Bu coğrafya insanı Müslümanlıktan önce Hristiyanlık, Yahudilik veya Şintoizm
gibi bir başka dinle muhatap olsaydı, belki bugün hepimiz olmasa da çoğumuz, bu
dinlerden birini benimseyip bu din üzere yaşayacak, bu dini hak din olarak
görecektik. Kısaca bu topraklarda Budizm veya Hinduizm yaygın olsaydı, bugün
çoğumuz Budist veya Hindu olacaktık. Bu durumda bugünkü Müslümanlık
anlayışımıza göre bizler cennete giremeyecektik.

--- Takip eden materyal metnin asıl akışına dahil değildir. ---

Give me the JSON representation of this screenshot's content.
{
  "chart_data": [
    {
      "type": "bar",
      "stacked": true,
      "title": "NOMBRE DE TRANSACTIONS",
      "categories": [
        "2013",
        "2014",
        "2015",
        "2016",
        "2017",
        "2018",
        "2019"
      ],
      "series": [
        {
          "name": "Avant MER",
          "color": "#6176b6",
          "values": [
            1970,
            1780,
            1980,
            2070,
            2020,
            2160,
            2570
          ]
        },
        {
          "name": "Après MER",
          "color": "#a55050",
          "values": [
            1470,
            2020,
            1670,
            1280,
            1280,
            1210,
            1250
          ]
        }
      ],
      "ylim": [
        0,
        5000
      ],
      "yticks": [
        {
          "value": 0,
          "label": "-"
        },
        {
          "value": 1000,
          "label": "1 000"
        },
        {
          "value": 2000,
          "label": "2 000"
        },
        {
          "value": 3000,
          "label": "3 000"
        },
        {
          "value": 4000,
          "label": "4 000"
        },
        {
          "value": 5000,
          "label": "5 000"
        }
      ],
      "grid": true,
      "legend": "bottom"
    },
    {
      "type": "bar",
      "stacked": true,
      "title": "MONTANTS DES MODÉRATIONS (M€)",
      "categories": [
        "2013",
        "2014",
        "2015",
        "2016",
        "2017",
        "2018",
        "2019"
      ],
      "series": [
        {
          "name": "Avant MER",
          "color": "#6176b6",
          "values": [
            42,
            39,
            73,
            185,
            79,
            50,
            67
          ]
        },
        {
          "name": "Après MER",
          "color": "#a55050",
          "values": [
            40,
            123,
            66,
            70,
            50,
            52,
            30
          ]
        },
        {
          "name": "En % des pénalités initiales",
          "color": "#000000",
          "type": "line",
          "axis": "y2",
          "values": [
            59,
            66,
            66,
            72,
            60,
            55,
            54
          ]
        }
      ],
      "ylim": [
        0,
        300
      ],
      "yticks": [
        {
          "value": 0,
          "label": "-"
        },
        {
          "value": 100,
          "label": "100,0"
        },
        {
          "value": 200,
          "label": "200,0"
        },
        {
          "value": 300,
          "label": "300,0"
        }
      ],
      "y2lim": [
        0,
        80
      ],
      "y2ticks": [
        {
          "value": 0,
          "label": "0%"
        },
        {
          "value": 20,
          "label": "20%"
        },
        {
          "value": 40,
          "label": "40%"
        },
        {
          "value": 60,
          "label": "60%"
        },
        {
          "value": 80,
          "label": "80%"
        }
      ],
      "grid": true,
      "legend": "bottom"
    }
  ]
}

Gerçekten cennete sadece Müslümanlar
mı girecek? Kimin girip giremeyeceğini Allah bilse de geldiğim nokta itibariyle
Müslüman olarak yaptıklarımıza veya yapamadıklarımıza bakınca cennete girmek bu
kadar kolay olmasa gerek diye düşünüyorum. Ayetlerde sadece iman değil, aynı zamanda
salih amel de cennete girmenin şartlarından olduğuna ve salih amelin içerisine her
türlü iyilik ve güzel hasletler girdiğine göre bu durumda cennet hak edilebilir.

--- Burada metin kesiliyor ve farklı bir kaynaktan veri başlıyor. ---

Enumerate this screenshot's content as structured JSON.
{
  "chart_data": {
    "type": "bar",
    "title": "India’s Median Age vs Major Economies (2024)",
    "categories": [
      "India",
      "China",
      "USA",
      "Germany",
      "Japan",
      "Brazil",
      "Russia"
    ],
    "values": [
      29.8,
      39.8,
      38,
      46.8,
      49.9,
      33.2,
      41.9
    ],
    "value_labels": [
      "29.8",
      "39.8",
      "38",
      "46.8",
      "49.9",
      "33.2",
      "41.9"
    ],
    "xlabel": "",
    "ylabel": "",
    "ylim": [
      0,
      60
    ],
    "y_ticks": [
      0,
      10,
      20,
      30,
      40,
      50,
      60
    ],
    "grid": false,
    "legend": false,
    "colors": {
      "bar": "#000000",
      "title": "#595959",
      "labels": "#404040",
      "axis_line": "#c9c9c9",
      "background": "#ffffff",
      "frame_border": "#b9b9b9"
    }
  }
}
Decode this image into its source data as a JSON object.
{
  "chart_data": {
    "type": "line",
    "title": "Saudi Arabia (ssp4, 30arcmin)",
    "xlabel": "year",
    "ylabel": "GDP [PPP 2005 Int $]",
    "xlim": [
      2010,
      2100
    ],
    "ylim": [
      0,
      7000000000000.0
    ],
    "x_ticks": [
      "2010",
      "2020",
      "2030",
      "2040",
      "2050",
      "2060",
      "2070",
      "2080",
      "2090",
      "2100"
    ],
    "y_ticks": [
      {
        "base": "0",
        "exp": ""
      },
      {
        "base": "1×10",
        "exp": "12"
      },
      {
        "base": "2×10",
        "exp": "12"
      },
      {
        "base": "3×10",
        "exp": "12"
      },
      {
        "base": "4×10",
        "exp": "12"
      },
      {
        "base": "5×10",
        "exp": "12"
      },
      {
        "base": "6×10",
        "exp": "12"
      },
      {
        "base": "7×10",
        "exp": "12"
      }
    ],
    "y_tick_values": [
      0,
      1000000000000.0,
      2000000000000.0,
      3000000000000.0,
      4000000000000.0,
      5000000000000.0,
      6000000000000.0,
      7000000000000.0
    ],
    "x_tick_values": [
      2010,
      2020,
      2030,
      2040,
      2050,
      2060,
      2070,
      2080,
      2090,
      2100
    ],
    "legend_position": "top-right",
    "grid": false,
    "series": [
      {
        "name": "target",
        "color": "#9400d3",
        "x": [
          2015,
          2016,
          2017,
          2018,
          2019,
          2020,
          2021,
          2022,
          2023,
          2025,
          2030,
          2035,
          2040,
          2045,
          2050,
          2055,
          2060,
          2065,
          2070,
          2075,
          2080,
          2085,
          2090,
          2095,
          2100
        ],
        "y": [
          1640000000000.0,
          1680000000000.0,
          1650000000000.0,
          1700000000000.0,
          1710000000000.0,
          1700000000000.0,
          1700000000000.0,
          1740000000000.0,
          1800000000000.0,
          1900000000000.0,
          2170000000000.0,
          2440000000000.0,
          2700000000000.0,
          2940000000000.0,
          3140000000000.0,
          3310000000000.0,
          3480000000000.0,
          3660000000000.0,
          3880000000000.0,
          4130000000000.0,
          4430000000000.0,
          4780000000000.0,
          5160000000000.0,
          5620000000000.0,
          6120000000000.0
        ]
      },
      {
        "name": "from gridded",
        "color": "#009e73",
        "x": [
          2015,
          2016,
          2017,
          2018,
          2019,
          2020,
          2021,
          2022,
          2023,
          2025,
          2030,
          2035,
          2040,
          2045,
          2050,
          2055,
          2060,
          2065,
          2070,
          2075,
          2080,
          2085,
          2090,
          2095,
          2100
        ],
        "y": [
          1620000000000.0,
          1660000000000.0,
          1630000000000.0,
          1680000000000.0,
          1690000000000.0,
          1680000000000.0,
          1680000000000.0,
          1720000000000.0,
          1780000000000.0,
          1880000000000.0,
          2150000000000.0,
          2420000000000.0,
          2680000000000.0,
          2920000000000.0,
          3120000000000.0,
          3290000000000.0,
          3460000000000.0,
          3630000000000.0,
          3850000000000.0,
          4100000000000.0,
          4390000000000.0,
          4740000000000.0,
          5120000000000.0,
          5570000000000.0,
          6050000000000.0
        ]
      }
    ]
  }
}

Yani iman işin teorisi ise salih amel bu imanın pratiğidir. Pratik olmadan cennete
girmek zor diye düşünüyorum. Çünkü içimizdeki iman, dışımıza salih amel olarak yansıması
gerekir.
Burada antrparantez salih amel hakkında
kısaca bilgi vermek istiyorum. “Sâlih kavramı hadislerde
de “iyi, hayırlı, erdemli, doğru, din ve dünya için faydalı, helâl, huzur
verici” gibi anlamlarda sıkça geçmektedir. Kur'ân-ı Kerîm'de olduğu gibi
hadislerde de en çok “din ve dünya için faydalı iş” manasında sâlih amel
şeklinde geçmektedir.”
Bu
durumda salih amel “din ve dünya için faydalı iş” olduğuna göre iman sahibi müminlerin
salih ameli varsa cennete girer. Ya yoksa? İşin püf noktası da burası. Bugün Müslümanların
ne kadarı salih amel sınavını geçer? Din ve dünya için ne kadar yararlı işimiz var?

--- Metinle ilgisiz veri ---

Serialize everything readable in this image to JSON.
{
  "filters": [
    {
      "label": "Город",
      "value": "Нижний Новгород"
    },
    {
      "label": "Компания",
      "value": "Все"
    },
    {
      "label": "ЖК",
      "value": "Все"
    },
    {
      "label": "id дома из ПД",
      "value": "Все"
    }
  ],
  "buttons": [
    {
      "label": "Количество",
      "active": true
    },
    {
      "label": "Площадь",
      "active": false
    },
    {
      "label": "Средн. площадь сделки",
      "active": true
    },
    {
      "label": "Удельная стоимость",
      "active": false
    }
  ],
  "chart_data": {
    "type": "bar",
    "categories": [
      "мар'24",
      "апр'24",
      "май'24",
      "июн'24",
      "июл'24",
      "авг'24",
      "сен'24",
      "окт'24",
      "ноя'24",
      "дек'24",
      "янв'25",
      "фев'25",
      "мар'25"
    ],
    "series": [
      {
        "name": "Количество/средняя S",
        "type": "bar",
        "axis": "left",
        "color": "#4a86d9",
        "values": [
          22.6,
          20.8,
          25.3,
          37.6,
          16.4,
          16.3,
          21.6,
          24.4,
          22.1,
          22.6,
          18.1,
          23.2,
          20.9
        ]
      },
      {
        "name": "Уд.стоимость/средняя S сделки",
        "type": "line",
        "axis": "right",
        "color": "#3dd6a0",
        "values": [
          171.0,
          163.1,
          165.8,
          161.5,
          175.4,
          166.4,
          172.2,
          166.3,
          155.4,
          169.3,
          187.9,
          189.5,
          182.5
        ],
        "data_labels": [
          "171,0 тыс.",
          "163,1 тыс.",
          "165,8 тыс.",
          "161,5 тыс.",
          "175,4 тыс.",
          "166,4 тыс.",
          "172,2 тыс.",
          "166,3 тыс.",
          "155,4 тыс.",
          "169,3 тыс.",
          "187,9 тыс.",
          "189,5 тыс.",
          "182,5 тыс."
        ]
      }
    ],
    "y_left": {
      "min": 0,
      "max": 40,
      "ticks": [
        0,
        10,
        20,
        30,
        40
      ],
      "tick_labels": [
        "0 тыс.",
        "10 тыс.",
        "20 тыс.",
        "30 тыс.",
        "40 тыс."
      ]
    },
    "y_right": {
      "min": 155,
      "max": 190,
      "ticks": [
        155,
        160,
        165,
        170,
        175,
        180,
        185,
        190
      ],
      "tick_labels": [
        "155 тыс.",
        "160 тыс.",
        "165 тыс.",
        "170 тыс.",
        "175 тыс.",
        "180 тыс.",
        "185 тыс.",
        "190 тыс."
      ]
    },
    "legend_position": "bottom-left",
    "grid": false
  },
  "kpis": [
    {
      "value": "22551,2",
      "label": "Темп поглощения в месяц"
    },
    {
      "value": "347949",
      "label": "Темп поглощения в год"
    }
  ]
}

İşimizi ne kadar düzgün yapıyoruz? İnsanlığın faydasına olacak ne üretim ve icadımız
var? Bu sorulara cevabımızın çok olumlu olmayacağı hepimizin malumu.
Çok fazla örneğe gerek yok. Depremle imtihanımız nasıl? Bir depremde binlerce ev yıkılıyor ve bu yıkıntılar altında binlerce insanı öldürüyorsak, bu durum her depremde böyle ise ve hepimiz bu binaların niçin yıkıldığını, neyi eksik yaptığımızı biliyorsa, bu durumda işimizi düzgün yapmadığımız ortaya çıkıyor. Binlerce insanın katili olarak nasıl cennet hayali kuruyoruz, inanın anlayabilmiş değilim. Dinini ve inancını beğenmediğimiz, bundan dolayı cennete giremeyecekler dediğimiz kişiler evlerini ve barklarını düzgünce yapıyorsa, depremde evleri yıkılmıyorsa, bunların bu yaptıkları salih amele girmez mi? Bunlar bize göre cenneti daha hak etmiyor mu? Normal şartlarda bu durum tersi olması gerekmiyor mu? Yani biz Müslümanlar işimizi düzgün, onlar ise yamuk yapmalıydı. Çünkü inancımız bunu emreder. Nedense benim inancımın emrettiğini, benim inancıma inanmayan yerine getiriyor. Biz ise işimizi düzgün yapmadan cennet hayali kuruyoruz. Bu işte bir terslik yok mu? Allah’ü a’lem ama sanki çok bekleriz gibi. Çünkü cennet bu kadar ucuz olmasa gerek.